Confronting Conflict with the Gospel #21: Why Bother to Intervene?
Therefore…stand firm in the Lord in this way, dear friends! I plead with Euodia and I plead with Syntyche to be of the same mind in the Lord. Yes, and I ask you, my true companion, help these women since they have contended at my side in the cause of the gospel, along with Clement and the rest of my co-workers, whose names are in the book of life. Philippians 4:2-3 NIV
One of my heroes of the faith is Bob Childress, a pastor who took the gospel to the mountaineers of Virginia from the 1930’s to the 1950’s. One story told about how he learned that two old friends had fallen into conflict and had stopped talking to each other for nearly forty years. He immediately went to work to bring them back together, effecting a true reconciliation between them in the presence of one of his 17 congregations. When the moment came, everyone wondered what these old timers would say to each other as they reached out to shake hands. “Careful,” said the one, “my hand is a mite sore from where I mashed it.” Soon after, it was reported, the two were happily back to spending time with each other.
I love these kinds of stories. They remind me that godly intervention is worth the challenge. That broken relationships can be restored. This is the responsibility of belonging to Christ.
Paul has finished his pastoral explanation of standing firm in the Lord, not striving against each other, but “striving together as one for the faith of the gospel.” But sadly, it is not the case for all the members of the Philippi church. Their conflict is apparently so disruptive to the gospel that Paul has barely gotten his instructions out of his mouth when he brings up their names.
Let us be clear. Paul valued his women coworkers. Names like Lydia, Pricilla, Phoebe pop up as partners in the story of his ministry life. He comments on their contributions in furthering the gospel, such as when he speaks about Tryphena and Tryphosa (whose names actually translate ‘Dainty’ and ‘Delicate’), who work like Trojans for the Lord. (Romans 16:12) Paul is not putting down Euodia and Syntyche. Their conflict must have caused Paul much anguish for him to write such a letter.
His plead is out of love for these two. His is not a stern demand that they get their act together under the threat of church discipline. He does not attack their character nor seek to embarrass them into submission. Instead, he does the one thing that someone who has spent his life furthering Jesus’ church would do. He asks their home church to step in to help them be reconciled. This is the reason for the whole letter, which, according to the custom of the early church, would be read publicly to the congregation. In a real sense, Paul is telling the congregation they would not be whole if they let these two women, whose names are in God’s book of life, continue to careen down into the pit of unforgiveness.

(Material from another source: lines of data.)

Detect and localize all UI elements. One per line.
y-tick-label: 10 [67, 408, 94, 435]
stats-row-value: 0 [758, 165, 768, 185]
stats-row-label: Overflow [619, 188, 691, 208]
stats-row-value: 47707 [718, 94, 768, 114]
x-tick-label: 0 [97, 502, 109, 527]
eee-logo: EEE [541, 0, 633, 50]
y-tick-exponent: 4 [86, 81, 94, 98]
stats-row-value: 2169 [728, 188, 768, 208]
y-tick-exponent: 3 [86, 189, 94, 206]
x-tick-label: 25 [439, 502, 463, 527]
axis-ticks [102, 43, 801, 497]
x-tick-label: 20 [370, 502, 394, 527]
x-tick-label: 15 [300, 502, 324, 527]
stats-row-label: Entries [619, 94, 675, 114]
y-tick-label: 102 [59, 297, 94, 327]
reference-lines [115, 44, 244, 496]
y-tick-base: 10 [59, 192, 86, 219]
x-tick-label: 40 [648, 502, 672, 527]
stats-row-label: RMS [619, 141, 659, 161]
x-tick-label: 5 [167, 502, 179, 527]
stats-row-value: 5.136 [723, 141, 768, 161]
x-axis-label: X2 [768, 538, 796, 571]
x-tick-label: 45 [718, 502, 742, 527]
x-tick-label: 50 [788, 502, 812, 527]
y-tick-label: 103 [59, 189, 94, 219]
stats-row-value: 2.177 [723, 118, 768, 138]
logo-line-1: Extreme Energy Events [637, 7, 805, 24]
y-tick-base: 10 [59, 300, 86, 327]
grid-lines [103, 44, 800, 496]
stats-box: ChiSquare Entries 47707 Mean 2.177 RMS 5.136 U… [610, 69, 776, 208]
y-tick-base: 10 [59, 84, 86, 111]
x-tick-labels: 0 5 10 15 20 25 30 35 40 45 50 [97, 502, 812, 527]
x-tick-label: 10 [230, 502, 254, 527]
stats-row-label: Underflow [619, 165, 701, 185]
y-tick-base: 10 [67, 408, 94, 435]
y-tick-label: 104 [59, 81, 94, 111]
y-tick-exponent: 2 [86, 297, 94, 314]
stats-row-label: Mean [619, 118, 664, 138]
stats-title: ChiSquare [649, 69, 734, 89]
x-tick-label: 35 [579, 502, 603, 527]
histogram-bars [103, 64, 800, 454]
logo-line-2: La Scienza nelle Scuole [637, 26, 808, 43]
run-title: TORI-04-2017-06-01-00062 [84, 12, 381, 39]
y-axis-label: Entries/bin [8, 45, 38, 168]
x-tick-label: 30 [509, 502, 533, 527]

This is the gospel applied. The gospel is not just about personal salvation and going to heaven someday. It is about the people Christ is restoring, the church Christ is building. We have become one people through the blood of Christ. We belong to each other in a familial relationship that is tighter, fuller, more eternal than the one into which we were born. We are responsible for each other, to love, serve, encourage, warn and restore each other, spurring each other on to good deeds.
How do churches let Level 1 conflicts (‘We have a problem’) grow to Level 5 conflicts (‘I and those with me will destroy you’)? One of the biggest contributing factors is our failure as believers to help one another when we notice that a conflict is starting. What we cannot do, but often allow to happen among us, is to let family members tear each other apart. And the result is that the church itself is wounded.
If you are going to be the church, you have been commissioned to intervene, both biblically here and as a result of the great love God showed you when He sent Jesus to settle the ‘dispute’ between you and Him. Accept this role. And lose the following sentences out of your repertoire:
“I don’t know what to say.” Now is the time to figure that out—before you have to intervene in the next conflict. Start with the practical content of the gospel. What would Jesus say?
“I don’t want to get between them.” Sure they are angry now and you don’t want to be their mutual target. But you can speak to each person privately without displaying anger yourself. Let the Spirit guide you in this.
“I am not the right person to intervene.” So who is the right person—someone outside the church? Paul, when addressing the lawsuits between members of the Corinth congregation, suggested that the Lord’s people should give judgment over disputes instead. Intervening and judging disputed matters is our proper work since we belong to each other.
If this were easy, everyone would be clamoring to do it. But do it out of love for Jesus; out of love for your church family members; out of love for the gospel that saved you.